I shake my head. “I’m sorry,” I say simply.
He nods. “I know.”
My breath shudders. “No, I’m sorry about what I said—”
“I know,” he repeats.
(Oh, how the heart aches.) “Where’s The Boy?” my dad asks.
I can’t even laugh at this. “He’s at the shop today, then TCP until eight tonight.”
“Hmm. He should come see me.”
“Why?” I ask.
“Because.” He shrugs. “He should hang out with our family more, just in general.”
“He’s here all the time, Papa.”
“Not all the time.”
A sense of dread wells in my heart. I know what he’s doing. He wants Levi around all the time in case he dies before he can see us with what we all hope will be a future together.
(1. The fact that he likes my boyfriend this much makes my heart sing.) (2. The fact that he’s preparing for what he thinks is the inevitable makes my heart weak.) “I’ll let him know,” I say, acting like my voice isn’t husky and that my eyes aren’t full of tears. I am such a pretender. (I’m only half sorry for it.) “You’d better.” He squeezes my hand. “Will you read to me?”
I smile a little. “Sure. What book are you reading?”
“Crime and Punishment,” he says. “Haven’t been able to read much lately. Bad headaches.”
I close my eyes, briefly, before grabbing the book off the computer desk. I don’t want to think about his headaches. I don’t want to remember him as the dad who had headaches so often that he couldn’t read my favorite books.
So I read for him, picking up where he left off, and immerse myself in Raskilnikov’s path to self-destruction.
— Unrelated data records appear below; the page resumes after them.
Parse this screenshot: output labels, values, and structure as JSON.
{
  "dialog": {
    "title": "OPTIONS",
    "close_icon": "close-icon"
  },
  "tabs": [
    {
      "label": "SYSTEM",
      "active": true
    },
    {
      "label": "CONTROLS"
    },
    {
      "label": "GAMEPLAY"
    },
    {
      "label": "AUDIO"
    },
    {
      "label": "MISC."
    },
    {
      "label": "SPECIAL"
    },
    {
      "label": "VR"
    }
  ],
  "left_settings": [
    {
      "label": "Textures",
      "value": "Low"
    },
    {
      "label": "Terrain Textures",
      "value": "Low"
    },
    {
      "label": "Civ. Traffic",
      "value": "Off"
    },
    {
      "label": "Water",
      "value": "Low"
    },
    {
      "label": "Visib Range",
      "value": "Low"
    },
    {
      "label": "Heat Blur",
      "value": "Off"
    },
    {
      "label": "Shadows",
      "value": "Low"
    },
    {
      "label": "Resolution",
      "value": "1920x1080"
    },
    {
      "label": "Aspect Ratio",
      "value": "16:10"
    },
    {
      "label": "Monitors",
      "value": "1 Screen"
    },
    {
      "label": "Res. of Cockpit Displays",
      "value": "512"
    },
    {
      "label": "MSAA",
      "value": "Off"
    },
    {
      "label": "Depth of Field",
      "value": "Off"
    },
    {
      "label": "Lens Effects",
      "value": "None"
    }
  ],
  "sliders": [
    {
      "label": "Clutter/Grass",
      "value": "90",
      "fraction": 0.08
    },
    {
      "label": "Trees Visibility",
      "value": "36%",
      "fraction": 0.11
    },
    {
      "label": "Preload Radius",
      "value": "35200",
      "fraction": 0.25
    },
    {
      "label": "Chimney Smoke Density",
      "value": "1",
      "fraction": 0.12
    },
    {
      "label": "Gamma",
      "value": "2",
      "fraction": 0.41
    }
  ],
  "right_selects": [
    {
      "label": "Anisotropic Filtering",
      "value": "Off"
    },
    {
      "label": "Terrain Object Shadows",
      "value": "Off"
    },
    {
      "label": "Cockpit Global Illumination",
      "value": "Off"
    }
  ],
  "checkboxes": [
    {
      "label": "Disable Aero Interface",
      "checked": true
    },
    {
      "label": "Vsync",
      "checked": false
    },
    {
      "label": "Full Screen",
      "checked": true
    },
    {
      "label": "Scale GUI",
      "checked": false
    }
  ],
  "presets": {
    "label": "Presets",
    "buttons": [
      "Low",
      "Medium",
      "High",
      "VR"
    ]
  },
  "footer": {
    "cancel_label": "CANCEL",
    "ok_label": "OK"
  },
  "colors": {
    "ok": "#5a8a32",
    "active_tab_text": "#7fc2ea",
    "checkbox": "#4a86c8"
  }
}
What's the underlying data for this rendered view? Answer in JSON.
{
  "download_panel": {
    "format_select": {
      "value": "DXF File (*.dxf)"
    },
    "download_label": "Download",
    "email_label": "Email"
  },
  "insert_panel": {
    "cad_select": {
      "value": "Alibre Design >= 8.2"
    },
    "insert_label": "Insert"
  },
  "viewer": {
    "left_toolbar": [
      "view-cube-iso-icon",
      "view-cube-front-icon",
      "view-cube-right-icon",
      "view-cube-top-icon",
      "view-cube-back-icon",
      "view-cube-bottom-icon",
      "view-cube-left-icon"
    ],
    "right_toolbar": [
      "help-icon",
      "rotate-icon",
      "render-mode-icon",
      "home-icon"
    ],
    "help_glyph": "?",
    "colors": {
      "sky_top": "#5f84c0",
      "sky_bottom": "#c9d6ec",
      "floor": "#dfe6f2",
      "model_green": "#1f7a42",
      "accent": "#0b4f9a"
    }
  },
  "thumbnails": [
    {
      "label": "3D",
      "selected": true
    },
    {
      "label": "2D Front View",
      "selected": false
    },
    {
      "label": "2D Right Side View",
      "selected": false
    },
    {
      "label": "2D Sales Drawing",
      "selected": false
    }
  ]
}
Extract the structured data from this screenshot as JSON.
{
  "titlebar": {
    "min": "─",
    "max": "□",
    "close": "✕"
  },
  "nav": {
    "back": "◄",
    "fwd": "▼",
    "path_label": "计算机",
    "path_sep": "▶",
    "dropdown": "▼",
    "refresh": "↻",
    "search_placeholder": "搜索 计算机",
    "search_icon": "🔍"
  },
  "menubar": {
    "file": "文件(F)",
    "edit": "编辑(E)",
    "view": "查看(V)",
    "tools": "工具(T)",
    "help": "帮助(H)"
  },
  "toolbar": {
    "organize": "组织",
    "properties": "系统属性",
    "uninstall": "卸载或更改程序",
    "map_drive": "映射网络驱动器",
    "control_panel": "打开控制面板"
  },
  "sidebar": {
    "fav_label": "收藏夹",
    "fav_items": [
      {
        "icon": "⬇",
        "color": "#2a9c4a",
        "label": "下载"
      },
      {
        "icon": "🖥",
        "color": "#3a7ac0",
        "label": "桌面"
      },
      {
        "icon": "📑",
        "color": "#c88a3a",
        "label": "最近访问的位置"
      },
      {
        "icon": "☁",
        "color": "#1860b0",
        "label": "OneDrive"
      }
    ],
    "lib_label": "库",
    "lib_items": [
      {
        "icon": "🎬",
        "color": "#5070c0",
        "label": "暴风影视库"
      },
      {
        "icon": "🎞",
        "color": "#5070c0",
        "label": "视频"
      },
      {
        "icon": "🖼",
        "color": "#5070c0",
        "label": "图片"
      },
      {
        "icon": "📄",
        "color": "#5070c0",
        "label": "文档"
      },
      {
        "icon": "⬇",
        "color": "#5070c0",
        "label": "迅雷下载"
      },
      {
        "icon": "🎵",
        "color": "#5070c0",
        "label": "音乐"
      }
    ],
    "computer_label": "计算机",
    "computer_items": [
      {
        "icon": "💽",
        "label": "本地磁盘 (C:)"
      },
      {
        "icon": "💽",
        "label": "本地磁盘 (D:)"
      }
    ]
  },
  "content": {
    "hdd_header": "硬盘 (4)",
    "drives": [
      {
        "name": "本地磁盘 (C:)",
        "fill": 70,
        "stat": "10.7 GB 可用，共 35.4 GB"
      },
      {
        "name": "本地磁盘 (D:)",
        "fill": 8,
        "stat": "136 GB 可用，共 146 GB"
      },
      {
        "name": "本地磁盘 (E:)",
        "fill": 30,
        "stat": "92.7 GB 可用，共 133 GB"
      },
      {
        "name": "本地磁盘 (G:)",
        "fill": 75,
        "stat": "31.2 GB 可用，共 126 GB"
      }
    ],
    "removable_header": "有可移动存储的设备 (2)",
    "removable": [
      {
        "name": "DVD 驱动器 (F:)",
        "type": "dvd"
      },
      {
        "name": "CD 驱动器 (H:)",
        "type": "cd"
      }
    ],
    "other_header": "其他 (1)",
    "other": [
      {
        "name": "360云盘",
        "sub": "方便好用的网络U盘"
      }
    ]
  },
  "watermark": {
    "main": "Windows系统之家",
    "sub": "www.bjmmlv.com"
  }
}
“Does he get redemption?” my father asks at one point, interrupting me.
“Say what?” I ask, coming out my reading marathon in a fog.
“Raskilnikov. Does he redeem himself?”
“I’m not telling you. That’s the whole point of the book!”
Papa frowns, but nods and tells me to keep reading. What I don’t think about: the fact that there is over half the book left, and the fact that my father has three months of life in his bones. I don’t think about it because it scares me, like a fist around my heart that is slowly squeezing, slowly and painfully and with certainty. I can only scream silently behind my eyelids, and read, read, read.